Il Festival di Locarno rende onore a Ermanno Olmi

Il Festival di Locarno rende onore a Ermanno OlmiIl regista bergamasco riceverà il Pardo d’onore, prestigioso premio alla carriera

La conferma, da parte del direttore Irene Bignardi, che il prossimo Festival di Locarno gli assegnerà il Pardo d’onore (lo scorso anno attribuito a Ken Loach e in precedenza a Sidney Pollack, Bernardo Bertolucci e altri grandi cineasti) raggiunge Ermanno Olmi a Berlino dove il festival ha inserito «Cantando dietro i paraventi» tra le proiezioni speciali.

Un Olmi soddisfatto e sereno, che parla del recente film, della scoperta di Carlo Pedersoli - Bud Spencer, dell’assurdità del mondo e del suo desiderio di pace.

In Italia «Cantando dietro i paraventi» è andato meno bene di quanto ci si aspettasse...
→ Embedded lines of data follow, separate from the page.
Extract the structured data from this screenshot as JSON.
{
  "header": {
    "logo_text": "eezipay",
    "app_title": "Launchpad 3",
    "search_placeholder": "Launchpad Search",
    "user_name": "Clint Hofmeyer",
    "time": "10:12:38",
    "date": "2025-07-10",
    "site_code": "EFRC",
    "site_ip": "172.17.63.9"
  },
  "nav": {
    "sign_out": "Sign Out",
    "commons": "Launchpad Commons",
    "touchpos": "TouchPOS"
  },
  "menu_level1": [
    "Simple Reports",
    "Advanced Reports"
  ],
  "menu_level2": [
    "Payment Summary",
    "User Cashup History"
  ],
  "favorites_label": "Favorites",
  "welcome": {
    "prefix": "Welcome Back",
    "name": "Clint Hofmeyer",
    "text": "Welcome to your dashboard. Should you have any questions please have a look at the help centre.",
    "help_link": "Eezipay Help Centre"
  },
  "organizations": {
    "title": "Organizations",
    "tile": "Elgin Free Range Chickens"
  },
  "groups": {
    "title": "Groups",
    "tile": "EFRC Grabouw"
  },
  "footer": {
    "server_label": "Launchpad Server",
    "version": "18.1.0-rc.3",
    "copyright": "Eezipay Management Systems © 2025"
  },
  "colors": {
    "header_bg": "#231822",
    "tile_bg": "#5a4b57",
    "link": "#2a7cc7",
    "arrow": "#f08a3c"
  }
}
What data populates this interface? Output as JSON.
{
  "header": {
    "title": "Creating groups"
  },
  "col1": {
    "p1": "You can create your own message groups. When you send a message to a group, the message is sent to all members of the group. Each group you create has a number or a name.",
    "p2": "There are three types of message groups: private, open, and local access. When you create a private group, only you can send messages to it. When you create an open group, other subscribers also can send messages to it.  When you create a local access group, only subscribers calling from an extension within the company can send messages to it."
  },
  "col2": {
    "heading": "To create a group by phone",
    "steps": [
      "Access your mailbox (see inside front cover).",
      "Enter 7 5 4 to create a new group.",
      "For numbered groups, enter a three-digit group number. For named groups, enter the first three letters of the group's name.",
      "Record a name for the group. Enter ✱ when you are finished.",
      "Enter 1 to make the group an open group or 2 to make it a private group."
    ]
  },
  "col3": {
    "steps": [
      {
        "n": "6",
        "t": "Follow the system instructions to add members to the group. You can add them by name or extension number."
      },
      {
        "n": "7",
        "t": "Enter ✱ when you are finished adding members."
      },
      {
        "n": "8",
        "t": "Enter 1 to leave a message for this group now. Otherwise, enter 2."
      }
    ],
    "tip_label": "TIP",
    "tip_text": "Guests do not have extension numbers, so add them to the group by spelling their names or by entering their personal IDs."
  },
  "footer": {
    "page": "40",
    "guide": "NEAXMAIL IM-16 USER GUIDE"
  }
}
«Sì, non ha avuto il riscontro che si sperava avesse - dice -. Forse abbiamo sbagliato a confidare nella forza del pensiero. In questo film abbiamo dato rilievo allo sviluppo di un pensiero, di un ragionamento. Il mestiere delle armi puntava più sull’emotività, c’erano elementi di mistero che fanno salire l’attenzione e la partecipazione, qui puntavo al ragionamento».

Da cosa è nata la decisione di fare questo film?

«Come tutti sono rimasto colpito dall’11 settembre e da quello che è successo dopo, le sempre più frequenti vigilie di guerre e le guerre. Volevo parlarne attraverso il mio lavoro. L’11 settembre ha avuto tanto rilievo perché tragedia di una società ricca e potente; se il principe muore tutti piangono o fanno finta di farlo, se muore il povero fuori le mura nessuno ci bada. Ogni giorno ci sono almeno 3 o 4 undici settembre con molti più morti in tutto il mondo a causa delle ingiustizie, ma questi non fanno notizia. Mi chiedo perché condanniamo la violenza solo se colpisce chi consideriamo intoccabile. A Nassiriya sono morti degli italiani di cui sappiamo tutto e 6 iracheni, solo il numero è stato detto, non sappiamo neanche i loro nomi. Io non voglio giudicare, ma c’è qualcosa di sbagliato e tutti dobbiamo porci il problema. Molte città hanno dedicato vie e piazze all’11 settembre ed è giusto, ma perché nessuno si occupa degli 11 settembre che si verificano ogni giorno in Africa o in Asia?»

Il messaggio del film è di perdono e di pace.

«Religioni, filosofie, ideologie, idee politiche non hanno mai salvato il mondo, anzi l’han complicato. L’unica speranza è nelle favole, anche se può sembrare ingenuo. Il mio film è su un’utopia, sulla speranza che il dialogo possa essere una possibilità per la pace. Perché Bush non è andato a Baghdad prima di fare la guerra? Perché non ha tentato il dialogo anziché minacciare? Per salvare chi è morto e chi ancora morirà in questa guerra l’unica strada era il dialogo, un gesto patetico tanto è azzardato».

Protagonista è Carlo Pedersoli, una novità per chi lo conosceva come Bud Spencer in film tanto diversi. Come l’ha conosciuto? Aveva visto i suoi film?

«Come tutti quelli che si consideravano di un livello intellettuale un po’ più alto non mi ero mai preoccupato di vedere quei film. Poi mi capitò d’essere a letto ammalato e di vederli in televisione e di fare una scoperta: sono fatti benissimo e hanno una grande carica di simpatia, una consonanza tra protagonisti e pubblico. Il popolo ha riconosciuto subito il valore di quei film, semplici ed efficaci, delle favole dove buoni e cattivi sono ben distinti, ma i buoni non sono santi e i cattivi non sono demoni. Oltre al godimento si ricavano insegnamenti morali, perché rappresentano i conflitti innati dell’umanità ma senza pregiudizi di razza, religione o politica. E già in partenza è previsto il perdono: per il cattivo c’è una sculacciata non una condanna. Ora farei un film con Bud Spencer e Terence Hill, magari trovandoli nella quarta età - io sono ormai un regista da portantina - con gli acciacchi. Non possono più fare a cazzotti ma danno cazzotti ben più forti».